Who would ever think that writing or speaking these seven words — vulnerable, entitlement, diversity, transgender, fetus, evidence-based, science-based — would be forbidden by the United States government? I’m not sure which of these words passing your child’s lips would prompt you to wash their mouth out with soap (which, by the way, according to the United Nations, is a form of corporal punishment — a topic we’ve been covering this week on The PediaBlog), yet public health scientists and policymakers working for the Centers for Disease Control and Prevention (CDC) may not use them. Gleb Tsipursky (whose name screams “diversity”) protests:
Such censorship is a direct blow at the essence of science: accurately describing the physical world around us. Science is the best method that we as human beings have of figuring out the truth of reality, and wishing away the facts by trying to substitute them with “alternative facts” will greatly impede scientific progress.
In addition to directly attacking the basis of science, these measures will cause many more people to get sick and die. After all, how can the CDC implement effective public health interventions if it cannot use terms like “evidence-based” and “science-based” in its official documents?

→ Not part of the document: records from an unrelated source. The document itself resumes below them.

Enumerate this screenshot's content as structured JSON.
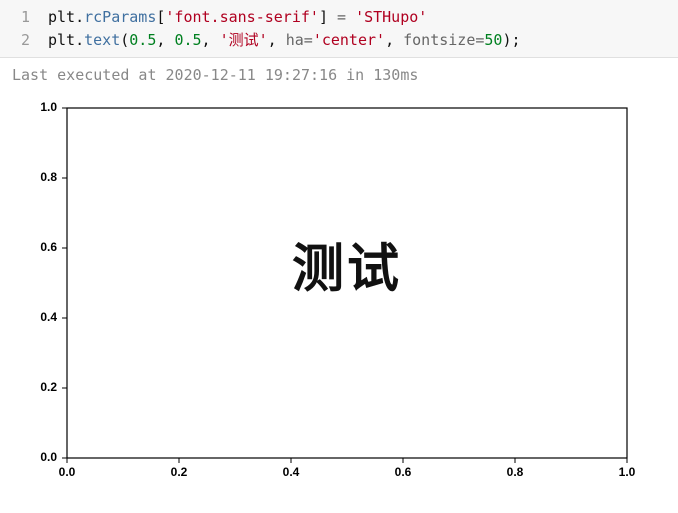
{
  "code": {
    "lines": [
      "1",
      "2"
    ],
    "line1": {
      "obj": "plt",
      "dot": ".",
      "attr": "rcParams",
      "lb": "[",
      "key": "'font.sans-serif'",
      "rb": "]",
      "eq": " = ",
      "val": "'STHupo'"
    },
    "line2": {
      "obj": "plt",
      "dot": ".",
      "fn": "text",
      "lp": "(",
      "x": "0.5",
      "c1": ", ",
      "y": "0.5",
      "c2": ", ",
      "s": "'测试'",
      "c3": ", ",
      "hak": "ha",
      "haeq": "=",
      "hav": "'center'",
      "c4": ", ",
      "fsk": "fontsize",
      "fseq": "=",
      "fsv": "50",
      "rp": ")",
      "semi": ";"
    }
  },
  "exec_status": "Last executed at 2020-12-11 19:27:16 in 130ms",
  "chart_data": {
    "type": "scatter",
    "title": "",
    "xlabel": "",
    "ylabel": "",
    "xlim": [
      0.0,
      1.0
    ],
    "ylim": [
      0.0,
      1.0
    ],
    "xticks": [
      "0.0",
      "0.2",
      "0.4",
      "0.6",
      "0.8",
      "1.0"
    ],
    "yticks": [
      "0.0",
      "0.2",
      "0.4",
      "0.6",
      "0.8",
      "1.0"
    ],
    "annotations": [
      {
        "x": 0.5,
        "y": 0.5,
        "text": "测试",
        "ha": "center",
        "fontsize": 50
      }
    ],
    "series": []
  }
}
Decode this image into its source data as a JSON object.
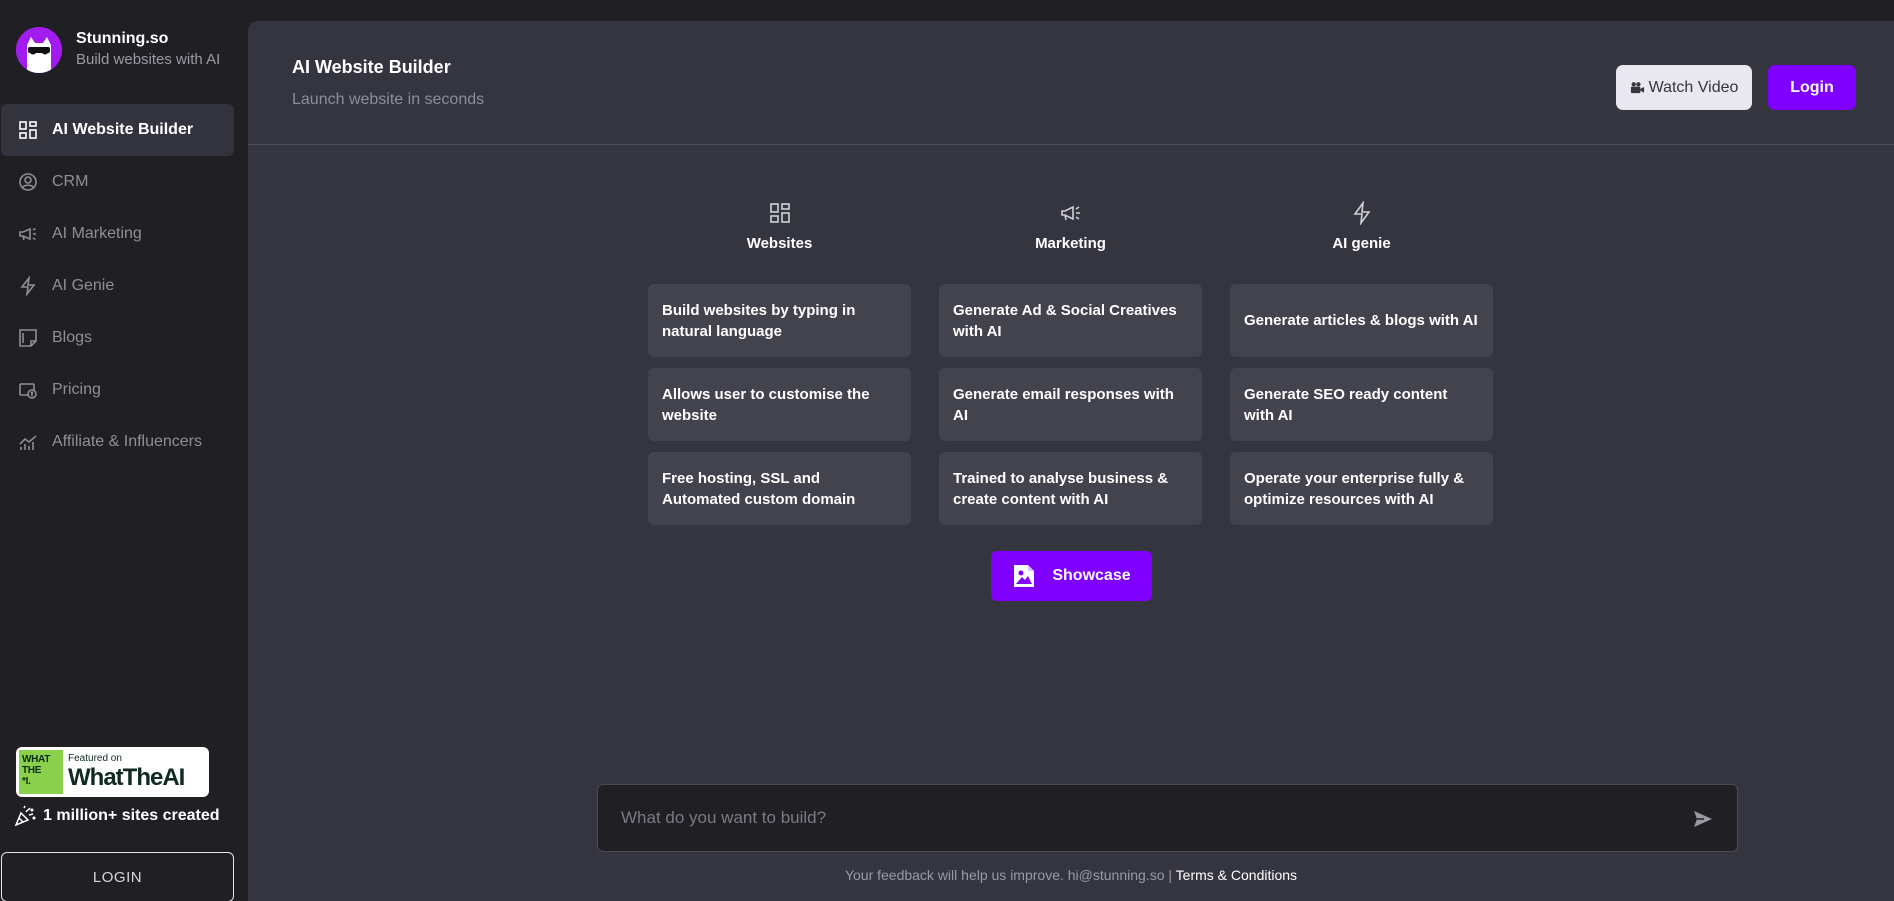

Believing the CDC can do its business of protecting the public’s health by providing science-based guidance to policymakers and health care providers without using these words grossly underestimates the global importance and influence of the agency. Dictators and despots censor words from the public vocabulary, not (until now) American presidents. Yet, we’ve been here before with the current chief executive. After all, in addition to stripping rules and standards guiding environmental protections (rules that protect air, water, soil, and every citizen’s health), Donald Trump’s Environmental Protection Agency has removed “global warming” and “climate change” from its A-Z Index of topics. Although climate change is arguably the most studied physical phenomenon in human scientific inquiry, you won’t find any of the research findings — much of which generated by smart and dedicated EPA scientists over decades of earth-based and space-based observations and experiments — on our government’s websites. (Fortunately for all of humankind, this information has been saved in its entirety here on the City of Chicago website.) Professor of Epidemiology Tara C. Smith is afraid this Orwellian bug might spread:
If this policy is allowed at the CDC, there’s no reason to think this will stay in that agency, either. Imagine all of HHS, NASA, NOAA, the Department of Education, and many others requiring similar definitions of science/evidence-based. It’s programmatic approval of the idea that facts are anything you want them to be.
It’s literally turning “truthiness” into Federal policy.
“War is peace. Freedom is slavery. Ignorance is strength” never felt quite so close to home as it has in 2017.
Friend and pediatric colleague, Sarah Kohl, M.D., is furious about yet another “all out assault on science”:
It’s preposterous that the US administration wants to limit the language of the CDC. The very organization staffed by scientists who spend their days protecting us from infections and outbreaks.
They are not politicians. They are scientists.
I say let them use the language they need to get the job done.
Like all physicians, Dr. Kohl took an oath to first do no harm:
In all my years of medical practice I know that patients want science-based care. They tell me so.
Doctors are so picky about being accurate that they actually grade evidenced-based recommendations from A to D. This helps us understand the quality of the science we are using to help patients make a treatment decision.
Making the CDC use phrases such as ‘the CDC bases its recommendations on science in consideration with community standards and wishes’ only seeks to confuse people, at a time when clarity is needed in making healthcare decisions.
David Gorski, M.D., is appalled:
Dr. Fitzgerald and scientists at the CDC need to resist this obvious attempt to censor “inconvenient” scientific discussion. Scientists need to speak out and resist. You and I need to speak out to our elected officials. This new policy at the CDC is not normal. It is a violation of norms accepted by both parties over many decades. It must not stand.
Add it to the ever-growing list of things that must not stand.